The 4K remaster is something I know fans are massively excited for, so is that a process you were quite hands on with and, either way, what’s it been like to see the results of that? 

I was very hands-on. Paramount reached out when they decided to produce this cleaned-up version, I was thrilled. The original DVDs made so many years ago along with the video tapes of that era were really inferior. It was mass-produced without any time and attention at all and, over the years when I would go to seminars, festivals, or workshops and they would say, ‘Oh, Mr. Robins, we’re going to show Dragonslayer tonight,’ I’d know they would have one of those tapes or DVDs and would never go. I’d go for the Q&As after, but couldn’t bear to watch. You could see matt lines, grainy skies, and all kinds of really distracting artefacts and this was a pretty good-looking movie when it was shot on screen and ILM really knew, back in those days, how to handle all of that on film. In the process of transferring the original video tapes and DVDs, it was a huge step down in terms of quality. This was a very, very welcome change and I sat it with a very talented group of video and audio artists and technicians at Paramount as they went to work and they had anticipated almost everything. [Laughs] The pleasure of seeing them address so many of the issues I had for years…I did have a voice, but it was mostly just to be there and make sure I wasn’t dreaming this was happening after all these years. 

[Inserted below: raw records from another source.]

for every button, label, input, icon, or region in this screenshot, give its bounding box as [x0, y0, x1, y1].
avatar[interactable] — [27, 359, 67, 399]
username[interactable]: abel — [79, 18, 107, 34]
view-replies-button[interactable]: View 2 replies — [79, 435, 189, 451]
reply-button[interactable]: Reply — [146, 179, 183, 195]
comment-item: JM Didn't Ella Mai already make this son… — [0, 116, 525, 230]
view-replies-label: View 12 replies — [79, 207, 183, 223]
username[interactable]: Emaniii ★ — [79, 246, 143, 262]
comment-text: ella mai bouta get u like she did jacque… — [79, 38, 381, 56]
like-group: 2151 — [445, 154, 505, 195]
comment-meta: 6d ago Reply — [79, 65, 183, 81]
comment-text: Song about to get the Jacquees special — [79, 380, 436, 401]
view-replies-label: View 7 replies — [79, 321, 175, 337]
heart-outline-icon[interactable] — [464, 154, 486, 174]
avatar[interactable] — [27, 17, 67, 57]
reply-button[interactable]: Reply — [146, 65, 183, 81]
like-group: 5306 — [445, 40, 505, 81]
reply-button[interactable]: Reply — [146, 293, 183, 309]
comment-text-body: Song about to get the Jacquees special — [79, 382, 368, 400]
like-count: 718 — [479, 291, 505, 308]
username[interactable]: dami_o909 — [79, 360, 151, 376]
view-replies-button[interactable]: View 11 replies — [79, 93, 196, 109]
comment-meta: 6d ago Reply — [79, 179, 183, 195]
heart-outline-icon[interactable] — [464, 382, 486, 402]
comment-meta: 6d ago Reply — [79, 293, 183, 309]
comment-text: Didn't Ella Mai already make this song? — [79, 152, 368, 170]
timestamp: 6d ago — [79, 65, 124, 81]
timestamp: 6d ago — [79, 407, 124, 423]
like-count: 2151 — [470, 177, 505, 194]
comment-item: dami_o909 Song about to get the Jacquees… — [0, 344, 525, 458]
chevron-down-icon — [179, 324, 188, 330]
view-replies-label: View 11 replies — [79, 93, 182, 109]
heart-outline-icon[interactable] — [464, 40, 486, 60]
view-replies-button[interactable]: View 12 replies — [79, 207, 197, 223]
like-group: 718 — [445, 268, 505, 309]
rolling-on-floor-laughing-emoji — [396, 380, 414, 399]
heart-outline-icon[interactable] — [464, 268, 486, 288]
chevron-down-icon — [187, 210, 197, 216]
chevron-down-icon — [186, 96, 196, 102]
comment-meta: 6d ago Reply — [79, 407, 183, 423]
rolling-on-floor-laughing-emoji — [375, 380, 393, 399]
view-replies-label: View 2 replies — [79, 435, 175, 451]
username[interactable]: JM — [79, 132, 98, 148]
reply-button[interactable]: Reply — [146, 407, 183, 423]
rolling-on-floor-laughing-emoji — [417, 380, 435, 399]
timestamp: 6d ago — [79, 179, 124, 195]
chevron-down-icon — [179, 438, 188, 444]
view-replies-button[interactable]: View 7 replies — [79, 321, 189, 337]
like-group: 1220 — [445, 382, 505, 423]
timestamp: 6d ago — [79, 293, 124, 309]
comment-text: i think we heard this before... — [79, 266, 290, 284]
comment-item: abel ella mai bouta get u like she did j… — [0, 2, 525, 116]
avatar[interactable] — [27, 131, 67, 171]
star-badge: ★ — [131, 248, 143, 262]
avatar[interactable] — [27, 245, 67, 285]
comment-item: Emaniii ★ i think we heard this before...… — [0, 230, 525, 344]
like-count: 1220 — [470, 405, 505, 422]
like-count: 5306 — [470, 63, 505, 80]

People often point out the similarities between Dragonslayer and Game of Thrones, but what is your take on how your movie might have helped lay the groundwork for that series?

I’m aware of that. I’ve never seen of Game of Thrones but guess, someday, I should strap myself in and go through the entire thing as it’s gotten so much attention. I’m sure it’s a wonderful series and the first time I became aware of the influence of the design of the dragon being felt was Peter Jackson’s The Lord of the Rings movies. When I met Peter, he told me that. I should also mention that, while I was very involved in the design of the dragon, we had an artist on the film, David Bunnett, who was the prime mover on the creation of that dragon. We always enjoyed that, in profile, David and the dragon looked a lot alike [Laughs]. He’s passed, I’m sorry to say, but it was a wonderful contribution he made and it’s too bad he’s not still here to see that so many of the elements he pulled together for this creature were inherited by other filmmakers.